According to study by Mitra 22, incidence of headache and constipation is more in Ondansetron group as compared to Granisetron group which matches with our results. Incidence of constipation and dizziness also shows significant difference in Ondansetron and Granisetron groups (P <0.05).
The use of rescue antiemetic in ondansetron group which was about 7(23%) whereas in Granisetron group about 3(10%) of the patients received rescue antiemetic. Stewart23 in his study also has same result. Updated guidelines for managing postoperative nausea and vomiting were recently announced at the 2006 Annual Meeting of American Society of Anaesthesiologists in Chicago, Illinois, USA. Evaluating the current medical literature, they recommended the use of antiemetics, with an emphasis on the use of the 5HT3 receptor antagonists.
The guidelines also suggest a potential benefit of combination prophylaxis. Overall the panel recommended, “prophylactic therapy with combination, three or more interventions, in patients at high risk for PONV.24 So we have studied the effect of Granisetron 2mg i.v. versus Ondansetron 4mg i.v, administered to the patients, who had undergone laparoscopic surgery under general anaesthesia.

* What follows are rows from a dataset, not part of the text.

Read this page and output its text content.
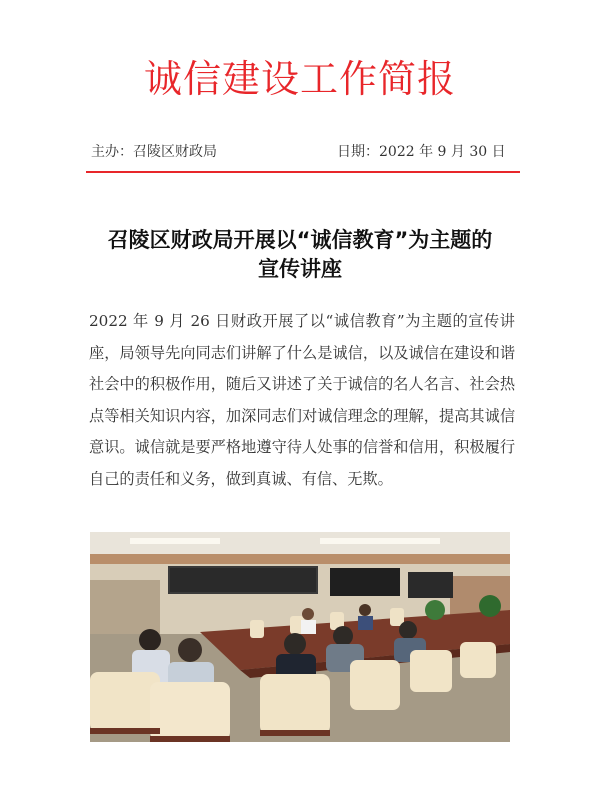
诚信建设工作简报
主办：召陵区财政局	日期：2022 年 9 月 30 日
召陵区财政局开展以“诚信教育”为主题的
宣传讲座

2022 年 9 月 26 日财政开展了以“诚信教育”为主题的宣传讲座，局领导先向同志们讲解了什么是诚信，以及诚信在建设和谐社会中的积极作用，随后又讲述了关于诚信的名人名言、社会热点等相关知识内容，加深同志们对诚信理念的理解，提高其诚信意识。诚信就是要严格地遵守待人处事的信誉和信用，积极履行自己的责任和义务，做到真诚、有信、无欺。
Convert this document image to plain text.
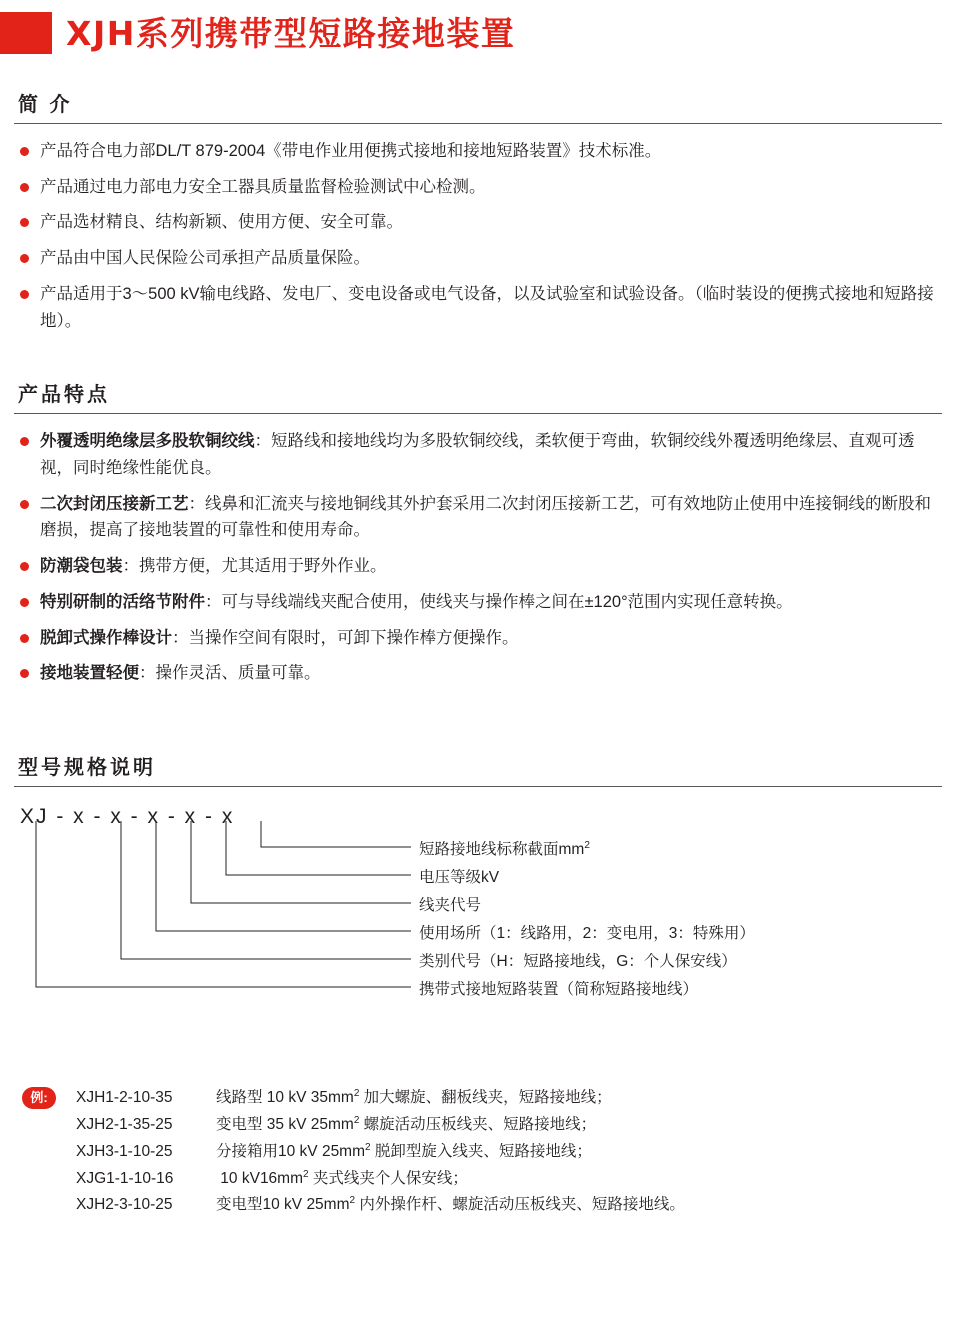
XJH系列携带型短路接地装置
简 介
产品符合电力部DL/T 879-2004《带电作业用便携式接地和接地短路装置》技术标准。
产品通过电力部电力安全工器具质量监督检验测试中心检测。
产品选材精良、结构新颖、使用方便、安全可靠。
产品由中国人民保险公司承担产品质量保险。
产品适用于3～500 kV输电线路、发电厂、变电设备或电气设备，以及试验室和试验设备。（临时装设的便携式接地和短路接地）。
产品特点
外覆透明绝缘层多股软铜绞线：短路线和接地线均为多股软铜绞线，柔软便于弯曲，软铜绞线外覆透明绝缘层、直观可透视，同时绝缘性能优良。
二次封闭压接新工艺：线鼻和汇流夹与接地铜线其外护套采用二次封闭压接新工艺，可有效地防止使用中连接铜线的断股和磨损，提高了接地装置的可靠性和使用寿命。
防潮袋包装：携带方便，尤其适用于野外作业。
特别研制的活络节附件：可与导线端线夹配合使用，使线夹与操作棒之间在±120°范围内实现任意转换。
脱卸式操作棒设计：当操作空间有限时，可卸下操作棒方便操作。
接地装置轻便：操作灵活、质量可靠。
型号规格说明
XJ - x - x - x - x - x
短路接地线标称截面$mm^2$
电压等级kV
线夹代号
使用场所（1：线路用，2：变电用，3：特殊用）
类别代号（H：短路接地线，G：个人保安线）
携带式接地短路装置（简称短路接地线）
例:	XJH1-2-10-35	线路型 10 kV $35mm^2$ 加大螺旋、翻板线夹，短路接地线；
XJH2-1-35-25	变电型 35 kV $25mm^2$ 螺旋活动压板线夹、短路接地线；
XJH3-1-10-25	分接箱用10 kV $25mm^2$ 脱卸型旋入线夹、短路接地线；
XJG1-1-10-16	10 $kV16mm^2$ 夹式线夹个人保安线；
XJH2-3-10-25	变电型10 kV $25mm^2$ 内外操作杆、螺旋活动压板线夹、短路接地线。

Our study concludes that the prophylactic intravenous administration of Granisetron is more effective drug than Ondansetron for controlling postoperative nausea and vomiting with fewer incidences of side effects.
Safety profile is more with Granisetron and it is more potent than Ondansetron. So we observed minimal emetic and nausea episodes in postoperative period in patients who had received i.v. Granisetron in comparison to i.v. Ondansetron, undergoing laparoscopic surgery under general anaesthesia.
Even though there was slightly higher clinical recovery score in the patients who had received intravenous Granisetron compared to patients who had received intravenous Ondansetron, there was no significant difference in the recovery time from anaesthesia between the two drugs.